4. In CIT v. Janab N. Hyath Batcha Sahib : [1969]72ITR528(Mad) , the assessee was carrying on business as an individual in forest contracts. He converted the same into a partnership with another. In addition to the capital contributed by each partner, the capital account of the assesses was credited with a further sum of Rs. 15,000 being the agreed value of three lorries owned by the assessee and taken over by the firm. As the written down value of the lorries was only Rs. 2,558, the ITO treated the difference of Rs. 12,442 as profit of the assessee under Section 10(2)(vii) of the Indian I.T. Act, 1922. In considering the applicability of this provision, this court held that there was no sale of the lorries and that there was no profit made by the assessee.

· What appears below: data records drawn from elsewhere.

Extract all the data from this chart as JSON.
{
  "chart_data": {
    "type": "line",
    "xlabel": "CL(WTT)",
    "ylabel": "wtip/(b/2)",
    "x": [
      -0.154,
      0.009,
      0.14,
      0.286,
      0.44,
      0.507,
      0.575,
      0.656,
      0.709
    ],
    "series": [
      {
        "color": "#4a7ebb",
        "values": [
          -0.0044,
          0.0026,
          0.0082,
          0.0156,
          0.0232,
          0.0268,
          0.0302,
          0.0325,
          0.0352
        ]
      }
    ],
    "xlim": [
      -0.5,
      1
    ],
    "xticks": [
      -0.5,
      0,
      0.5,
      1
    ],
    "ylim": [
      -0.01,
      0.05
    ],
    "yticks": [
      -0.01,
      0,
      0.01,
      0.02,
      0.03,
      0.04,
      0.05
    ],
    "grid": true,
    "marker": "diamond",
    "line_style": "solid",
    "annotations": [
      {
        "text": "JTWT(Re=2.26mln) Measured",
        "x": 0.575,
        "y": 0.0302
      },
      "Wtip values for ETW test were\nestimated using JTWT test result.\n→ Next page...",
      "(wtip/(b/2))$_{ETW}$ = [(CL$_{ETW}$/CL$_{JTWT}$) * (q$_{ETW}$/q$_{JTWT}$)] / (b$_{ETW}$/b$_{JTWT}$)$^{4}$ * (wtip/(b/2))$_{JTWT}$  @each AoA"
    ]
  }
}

5. The applicability of this decision to the interpretation of the provisions of the I.T. Act of 1961, came up for consideration in D. Kanniah Pillai v. CIT : [1976]104ITR520(Mad) . In that case, there was a conversion of the joint family business into a partnership business and the assets were taken over by the partnership firm. The question was whether the provisions of Sections 41(2) and 45 were applicable to the assets taken over by the firm from the joint family. This court held with reference to Section 45 that no question of capital gains arose. The reasons for this conclusion were the same as those which applied to profit under Section 41(2), which corresponds to Section 10(2)(vii) of the 1922 Act. Section 45 of the Act of 1961 envisages levy of tax on profits and gains arising from the transfer of a capital asset effected in the previous year. The expression 'transfer' has been defined in Section 2(47) of the I.T. Act, and it runs as follows :

' 'Transfer', in relation to a capital asset, includes the sale, exchange or relinquishment of the asset or the extinguishment of any rights therein or the compulsory acquisition thereof under any law.'

6. As held in CIT v. Janab N. Hyath Batcha Sahib : [1969]72ITR528(Mad) , there is no sale in a case like this. There is no exchange either. Nor is there any relinquishment of the asset or any extinguishment of any rights therein. In a partnership, a partner does not completely divest himself of his rights in the property, which is a partnership asset so as to result in relinquishment. He has a community of interest in the assets of the firm and, therefore, these expressions, viz., 'relinquishment of, the asset: or the extinguishment of any rights therein ' cannot apply. It will consequently follow that there is no ' transfer ' as contemplated by Section 2(47) attracting the liability under Section 45 also.

7. Following those decisions, we answer the question referred to us in the affirmative and in favour of the assessee. There will be no order as to costs.